Trust Tokens is a new API to convey trust from one context to another without passive tracking, in order to help combat fraud and distinguish bots from real humans.
Trust tokens enable an origin to issue cryptographic tokens to a user it trusts. Tokens are stored by the user's browser, and can later be redeemed in other contexts to confirm that the user is a real human.
For example, authenticity established for a user on a social media or email site can be conveyed to another site such as a news publisher or online store.
Find out more: Getting started with Trust Tokens.
This repo provides code to demonstrate Trust Token using BoringSSL to create an issuance service.
You can try out this demo online at trust-token-demo.glitch.me or download, build and run it yourself.
Find out more: Getting started with Trust Tokens.
Please note: this demo does not provide code suitable for production use. The Trust Tokens API is still experimental, and is undergoing an origin trial in Chrome. The Trust Tokens API and this demo may change without notice at any time.
Also be aware that the demo enables both issuance and redemption, whereas in real-world applications, issuers (sites that issue tokens) are likely to be different from redeemers (sites that redeem tokens).

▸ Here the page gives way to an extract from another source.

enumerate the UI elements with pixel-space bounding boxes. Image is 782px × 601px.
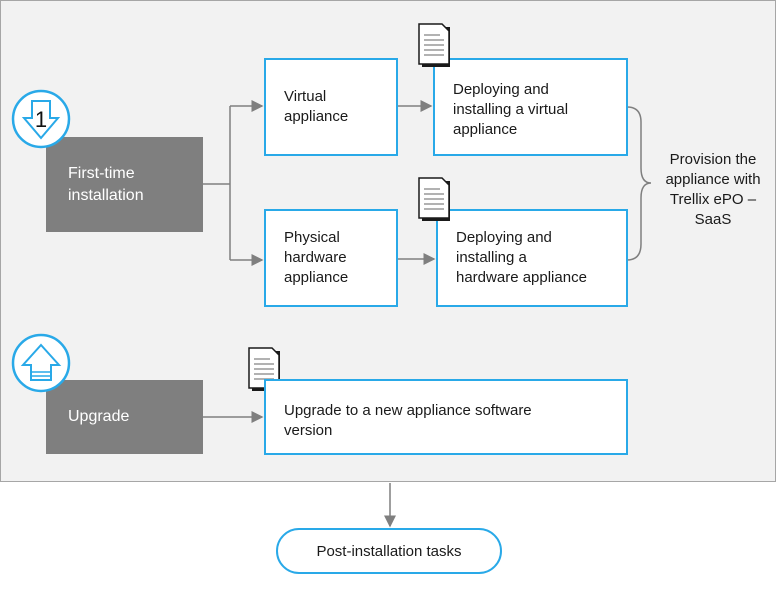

The following instructions are oriented to a Linux environment, but could potentially be ported to MacOS, or run on Windows by using Windows Subsystem for Linux (in Windows 10) or by installing Cygwin or other environments.
Note that it takes several minutes to download the code, install and build BoringSSL (and cmake if necessary).
The Trust Token API is currently available as a Chrome origin trial. You can try out Trust Tokens online at trust-token-demo.glitch.me.
However, to run the demo yourself, you will need to register for a Trust Token origin trial token.
git clone git@github.com:JackJey/trust-token-demo.git
All the commands below should be run from the top-level trust-token-demo
directory:
cd trust-token-demo
To build this demo you will need the cmake build tool, which is pre-installed on many Linux distributions. On MacOS, you can use Homebrew to install cmake.
Run the install-boringssl.sh script to download and build BoringSSL:
./install-boringssl.sh
Build the executable files required for the demo, using the BoringSSL library and the C files in the src directory as defined in the Makefile:
make
The demo uses the Express HTTP server and other dependencies defined in package.json.
npm install
Run npm start
(defined in server.js) to start the demo server.
npm start
Open localhost:8000 to view the demo page defined in index.html.
By default, this demo runs on port 8000. You can change this by updating the scripts.start
value in
package.json.
GET /.well-known/trust-token/key-commitment
key-commitment
in JSON format used by the browser.
POST /.well-known/trust-token/request
Trust Token issuance request endpoint.
POST /.well-known/trust-token/redemption
SRR token redemption request endpoint.
POST /.well-known/trust-token/send-srr
Send SRR endpoint. This echoes back a Sec-Signed-Redemtption-Record
header which the client can send
as a response.
bin/main is the build result of src/main.c.
There is a flag for each Trust Token operation:
$ main --issue $REQUEST
$ main --redeem $REQUEST
$ main --key-generate
Take an issuance request (Sec-Trust-Token HTTP Header
) and return an issuance response.
Take a redemption request (Sec-Trust-Token HTTP Header
) and return a redemption response.
Generate private/public keys for a Trust Token and ED25519 key pair and save them in the ./keys directory.